CW Leonis is similar in mass to the sun, but much older and much larger. It is the nearest red giant to the sun, and in its death throes it has hidden itself in a sooty, expanding cloud of carbon-rich dust. This shroud makes CW Leonis almost invisible to the naked eye, but at some infrared wavelengths it is the brightest object in the sky.

Water was originally discovered around CW Leonis in 2001 when the Submillimeter Wave Astronomy Satellite (SWAS) found the signature of water in the chilly outer reaches of the star’s dusty envelope at a temperature of only 61 K. This water was assumed to be evidence for vaporizing comets and other icy objects around the expanding star. New observations with the SPIRE and PACS spectrometers on the Herschel Space Observatory reveal that there’s something much more surprising going on.

“Thanks to Herschel’s superb sensitivity and spectral resolution, we were able to identify more than 60 lines of water, corresponding to a whole series of energetic levels of the molecule,” explains Leen Decin from the University of Leuven and leader of the study. The newly-detected spectral lines indicate that the water vapor is not all in the cold outer envelope of the star. Some of it is much closer to the star, where temperatures reach 1000 K.

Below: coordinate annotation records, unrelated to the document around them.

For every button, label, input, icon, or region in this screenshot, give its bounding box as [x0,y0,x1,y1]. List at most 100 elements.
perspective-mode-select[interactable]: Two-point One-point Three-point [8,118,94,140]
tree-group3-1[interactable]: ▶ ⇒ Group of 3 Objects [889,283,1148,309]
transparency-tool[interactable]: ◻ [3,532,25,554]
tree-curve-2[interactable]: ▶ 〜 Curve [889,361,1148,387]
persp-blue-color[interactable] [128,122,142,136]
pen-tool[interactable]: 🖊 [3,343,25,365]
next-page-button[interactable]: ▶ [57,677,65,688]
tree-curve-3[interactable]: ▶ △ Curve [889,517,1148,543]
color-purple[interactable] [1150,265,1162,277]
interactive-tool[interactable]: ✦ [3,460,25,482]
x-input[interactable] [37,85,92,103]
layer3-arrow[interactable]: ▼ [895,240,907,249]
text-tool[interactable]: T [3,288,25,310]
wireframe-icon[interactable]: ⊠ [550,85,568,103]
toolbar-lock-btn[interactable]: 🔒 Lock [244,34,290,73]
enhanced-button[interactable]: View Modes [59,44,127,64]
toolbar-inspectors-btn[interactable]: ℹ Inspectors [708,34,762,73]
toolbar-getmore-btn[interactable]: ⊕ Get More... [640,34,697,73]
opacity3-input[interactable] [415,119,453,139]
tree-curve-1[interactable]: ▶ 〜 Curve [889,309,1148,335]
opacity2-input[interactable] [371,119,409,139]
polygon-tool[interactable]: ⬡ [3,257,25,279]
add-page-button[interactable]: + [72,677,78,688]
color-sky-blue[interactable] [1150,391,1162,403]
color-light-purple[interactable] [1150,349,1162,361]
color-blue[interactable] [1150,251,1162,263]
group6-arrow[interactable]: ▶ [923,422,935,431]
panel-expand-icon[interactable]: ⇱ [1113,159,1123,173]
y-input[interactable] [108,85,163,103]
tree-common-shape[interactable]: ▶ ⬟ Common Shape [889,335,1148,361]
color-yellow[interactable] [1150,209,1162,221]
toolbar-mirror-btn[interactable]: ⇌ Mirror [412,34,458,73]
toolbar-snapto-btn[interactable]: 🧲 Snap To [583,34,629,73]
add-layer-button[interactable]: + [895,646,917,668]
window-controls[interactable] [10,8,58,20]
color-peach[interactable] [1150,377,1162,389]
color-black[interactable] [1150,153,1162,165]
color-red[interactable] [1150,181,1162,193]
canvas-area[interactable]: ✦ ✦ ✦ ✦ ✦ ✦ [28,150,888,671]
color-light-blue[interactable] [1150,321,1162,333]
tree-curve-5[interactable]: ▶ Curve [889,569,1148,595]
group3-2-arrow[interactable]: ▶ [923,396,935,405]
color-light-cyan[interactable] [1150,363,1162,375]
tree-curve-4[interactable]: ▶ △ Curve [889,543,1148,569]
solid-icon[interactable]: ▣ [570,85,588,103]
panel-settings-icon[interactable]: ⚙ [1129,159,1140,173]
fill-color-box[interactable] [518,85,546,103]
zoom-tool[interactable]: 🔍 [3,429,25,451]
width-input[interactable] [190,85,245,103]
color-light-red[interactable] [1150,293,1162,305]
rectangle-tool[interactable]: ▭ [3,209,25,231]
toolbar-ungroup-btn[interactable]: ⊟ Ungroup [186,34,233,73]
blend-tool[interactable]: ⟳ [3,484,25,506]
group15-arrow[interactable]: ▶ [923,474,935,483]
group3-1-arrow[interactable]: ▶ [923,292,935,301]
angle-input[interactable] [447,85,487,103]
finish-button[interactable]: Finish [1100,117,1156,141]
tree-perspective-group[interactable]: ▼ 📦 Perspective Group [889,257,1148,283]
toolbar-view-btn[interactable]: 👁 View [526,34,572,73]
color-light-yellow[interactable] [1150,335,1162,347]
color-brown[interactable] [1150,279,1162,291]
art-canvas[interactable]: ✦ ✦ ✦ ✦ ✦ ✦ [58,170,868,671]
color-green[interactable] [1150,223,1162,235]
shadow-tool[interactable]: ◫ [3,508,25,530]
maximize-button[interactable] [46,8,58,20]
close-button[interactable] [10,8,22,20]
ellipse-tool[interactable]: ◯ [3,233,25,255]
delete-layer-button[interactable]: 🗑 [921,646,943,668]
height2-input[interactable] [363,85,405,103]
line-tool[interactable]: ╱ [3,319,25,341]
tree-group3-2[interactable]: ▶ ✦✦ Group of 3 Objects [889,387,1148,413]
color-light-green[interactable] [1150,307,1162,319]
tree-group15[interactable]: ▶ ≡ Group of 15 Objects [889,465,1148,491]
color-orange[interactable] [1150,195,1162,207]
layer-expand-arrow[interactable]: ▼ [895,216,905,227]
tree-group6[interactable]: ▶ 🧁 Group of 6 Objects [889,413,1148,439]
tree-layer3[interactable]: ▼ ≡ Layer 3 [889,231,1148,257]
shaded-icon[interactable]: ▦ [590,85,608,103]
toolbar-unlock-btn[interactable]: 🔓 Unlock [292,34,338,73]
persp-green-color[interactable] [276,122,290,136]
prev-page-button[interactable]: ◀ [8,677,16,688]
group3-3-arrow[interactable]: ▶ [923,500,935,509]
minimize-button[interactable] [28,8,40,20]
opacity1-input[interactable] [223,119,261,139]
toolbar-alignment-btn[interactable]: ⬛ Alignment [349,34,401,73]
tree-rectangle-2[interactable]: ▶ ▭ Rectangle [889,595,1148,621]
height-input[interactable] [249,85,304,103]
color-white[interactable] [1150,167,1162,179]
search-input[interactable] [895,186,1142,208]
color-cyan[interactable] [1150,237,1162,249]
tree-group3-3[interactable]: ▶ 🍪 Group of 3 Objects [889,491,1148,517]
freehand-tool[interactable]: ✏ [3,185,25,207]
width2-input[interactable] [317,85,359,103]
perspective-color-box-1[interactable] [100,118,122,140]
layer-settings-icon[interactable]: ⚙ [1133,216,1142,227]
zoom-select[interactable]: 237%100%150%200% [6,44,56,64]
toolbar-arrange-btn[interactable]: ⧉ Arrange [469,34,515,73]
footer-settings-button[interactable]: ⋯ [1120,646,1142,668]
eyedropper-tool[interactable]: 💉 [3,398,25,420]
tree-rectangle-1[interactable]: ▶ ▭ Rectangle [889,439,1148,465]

No icy fragments could exist that close to the star, so Decin and colleagues had to come up with a new explanation for the presence of the hot water vapor. Hydrogen is abundant in the envelope of gas and dust surrounding carbon stars like  CW Leonis, but the other building block of water, oxygen, is typically bound up in molecules like carbon monoxide (CO) and silicon monoxide (SiO). Ultraviolet light can split these molecules, releasing their stored oxygen, but red giant stars don’t make much UV light so it has to come from somewhere else.

An illustration of the chemical reactions caused by interstellar UV light interacting with molecules surrounding CW Leonis. ESA. Adapted from L. Decin et al. (2010)

The dusty envelopes around carbon stars are known to be clumpy, and that turns out to be the key to explaining the mysterious water vapor. The patchy structure of the shroud around CW Leonis lets UV light from interstellar space into the depths of the star’s envelope. “Well within the envelope, UV photons trigger a set of reactions that can produce the observed distribution of water, as well as other, very interesting molecules, such as ammonia (NH3),” says Decin. “This is the only mechanism that explains the full range of the water’s temperature.”

In the coming months, astronomers will test this hypothesis by using Herschel to search for evidence of water near other carbon stars.